Ele não soube explicar o que lhe sumira primeiro: as palavras, a confiança nas pernas ou a possibilidade de se mexer.
Lá estava Lipe, parado à porta, o observando como se não o conhecesse. O mesmo Lipe que ele viu em Hend ou perto do Oceano Limbo, quando levaram a sereia até ele. — E mesmo assim, Lipe o olhava como se ele fosse um completo estranho.

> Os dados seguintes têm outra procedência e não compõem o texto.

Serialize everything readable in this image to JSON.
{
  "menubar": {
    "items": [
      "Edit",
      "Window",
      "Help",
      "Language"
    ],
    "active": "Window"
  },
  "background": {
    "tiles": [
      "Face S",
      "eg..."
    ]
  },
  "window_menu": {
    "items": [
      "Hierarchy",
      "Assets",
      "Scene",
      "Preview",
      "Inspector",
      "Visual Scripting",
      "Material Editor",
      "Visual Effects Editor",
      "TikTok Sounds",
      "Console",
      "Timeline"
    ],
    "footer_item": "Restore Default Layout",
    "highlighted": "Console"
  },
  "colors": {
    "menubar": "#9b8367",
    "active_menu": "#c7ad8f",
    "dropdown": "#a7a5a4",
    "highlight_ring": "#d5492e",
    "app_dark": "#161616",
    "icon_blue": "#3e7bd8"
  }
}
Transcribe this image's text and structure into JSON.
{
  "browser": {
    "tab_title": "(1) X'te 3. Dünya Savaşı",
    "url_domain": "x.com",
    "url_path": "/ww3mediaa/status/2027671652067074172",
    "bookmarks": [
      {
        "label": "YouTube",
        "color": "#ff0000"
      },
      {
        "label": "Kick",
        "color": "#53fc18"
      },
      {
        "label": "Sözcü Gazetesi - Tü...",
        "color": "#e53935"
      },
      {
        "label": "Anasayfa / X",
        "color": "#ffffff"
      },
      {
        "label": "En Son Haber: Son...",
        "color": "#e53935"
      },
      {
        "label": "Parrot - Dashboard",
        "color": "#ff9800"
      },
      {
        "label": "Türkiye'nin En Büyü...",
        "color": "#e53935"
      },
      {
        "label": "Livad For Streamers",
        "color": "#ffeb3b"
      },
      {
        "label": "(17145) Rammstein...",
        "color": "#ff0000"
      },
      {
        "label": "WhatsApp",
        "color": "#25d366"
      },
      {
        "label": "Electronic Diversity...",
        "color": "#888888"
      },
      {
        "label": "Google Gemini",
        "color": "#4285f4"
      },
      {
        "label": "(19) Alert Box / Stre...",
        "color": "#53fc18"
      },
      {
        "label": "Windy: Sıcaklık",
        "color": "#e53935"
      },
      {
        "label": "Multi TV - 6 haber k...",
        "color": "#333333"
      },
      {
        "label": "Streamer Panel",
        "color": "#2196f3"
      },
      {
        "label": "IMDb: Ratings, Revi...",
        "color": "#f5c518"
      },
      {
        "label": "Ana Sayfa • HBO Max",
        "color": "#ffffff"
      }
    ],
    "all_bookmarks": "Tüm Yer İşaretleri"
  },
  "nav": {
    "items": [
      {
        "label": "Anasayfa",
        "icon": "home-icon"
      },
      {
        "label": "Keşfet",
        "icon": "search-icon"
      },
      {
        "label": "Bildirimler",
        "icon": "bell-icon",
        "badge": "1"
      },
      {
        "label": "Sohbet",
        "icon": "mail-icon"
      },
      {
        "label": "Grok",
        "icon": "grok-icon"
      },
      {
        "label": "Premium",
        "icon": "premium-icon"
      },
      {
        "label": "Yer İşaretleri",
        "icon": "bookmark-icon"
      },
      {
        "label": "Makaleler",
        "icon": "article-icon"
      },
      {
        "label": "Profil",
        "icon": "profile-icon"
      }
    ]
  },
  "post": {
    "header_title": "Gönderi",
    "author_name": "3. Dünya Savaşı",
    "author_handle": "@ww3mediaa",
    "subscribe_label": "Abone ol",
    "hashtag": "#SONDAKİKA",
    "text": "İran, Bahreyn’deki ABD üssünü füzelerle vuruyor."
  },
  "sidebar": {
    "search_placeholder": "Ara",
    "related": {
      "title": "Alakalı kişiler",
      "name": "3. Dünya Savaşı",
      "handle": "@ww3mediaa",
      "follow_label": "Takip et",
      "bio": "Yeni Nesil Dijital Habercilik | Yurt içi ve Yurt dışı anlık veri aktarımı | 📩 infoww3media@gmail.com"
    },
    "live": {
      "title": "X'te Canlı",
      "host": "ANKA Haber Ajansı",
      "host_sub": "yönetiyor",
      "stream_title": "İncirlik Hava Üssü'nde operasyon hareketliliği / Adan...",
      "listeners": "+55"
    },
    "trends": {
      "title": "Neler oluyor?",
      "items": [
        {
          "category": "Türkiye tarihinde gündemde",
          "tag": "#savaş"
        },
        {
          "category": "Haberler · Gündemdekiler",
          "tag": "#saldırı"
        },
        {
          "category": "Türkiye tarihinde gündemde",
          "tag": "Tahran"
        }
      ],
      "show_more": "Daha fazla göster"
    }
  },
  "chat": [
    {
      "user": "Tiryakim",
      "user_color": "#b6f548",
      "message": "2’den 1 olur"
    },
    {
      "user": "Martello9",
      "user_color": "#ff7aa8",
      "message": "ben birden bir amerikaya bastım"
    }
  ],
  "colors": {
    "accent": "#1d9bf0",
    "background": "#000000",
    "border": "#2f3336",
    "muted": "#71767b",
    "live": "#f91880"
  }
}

— Lipe... — Para sua surpresa, foi Érico, ao seu lado, que murmurou o nome dele.
Desde que o conhecera, Joaquim sabia que Lipe sentia uma enorme admiração por Érico, uma imensa devoção. Era o seu príncipe, Lipe afirmara mais de uma vez. Não pode deixar de imaginar a dor que Érico sentiu ao olhar para os olhos marejados de Lipe. Que, por um instante eram cheios de tristeza e dor sem fim, até se transformarem em raiva profunda.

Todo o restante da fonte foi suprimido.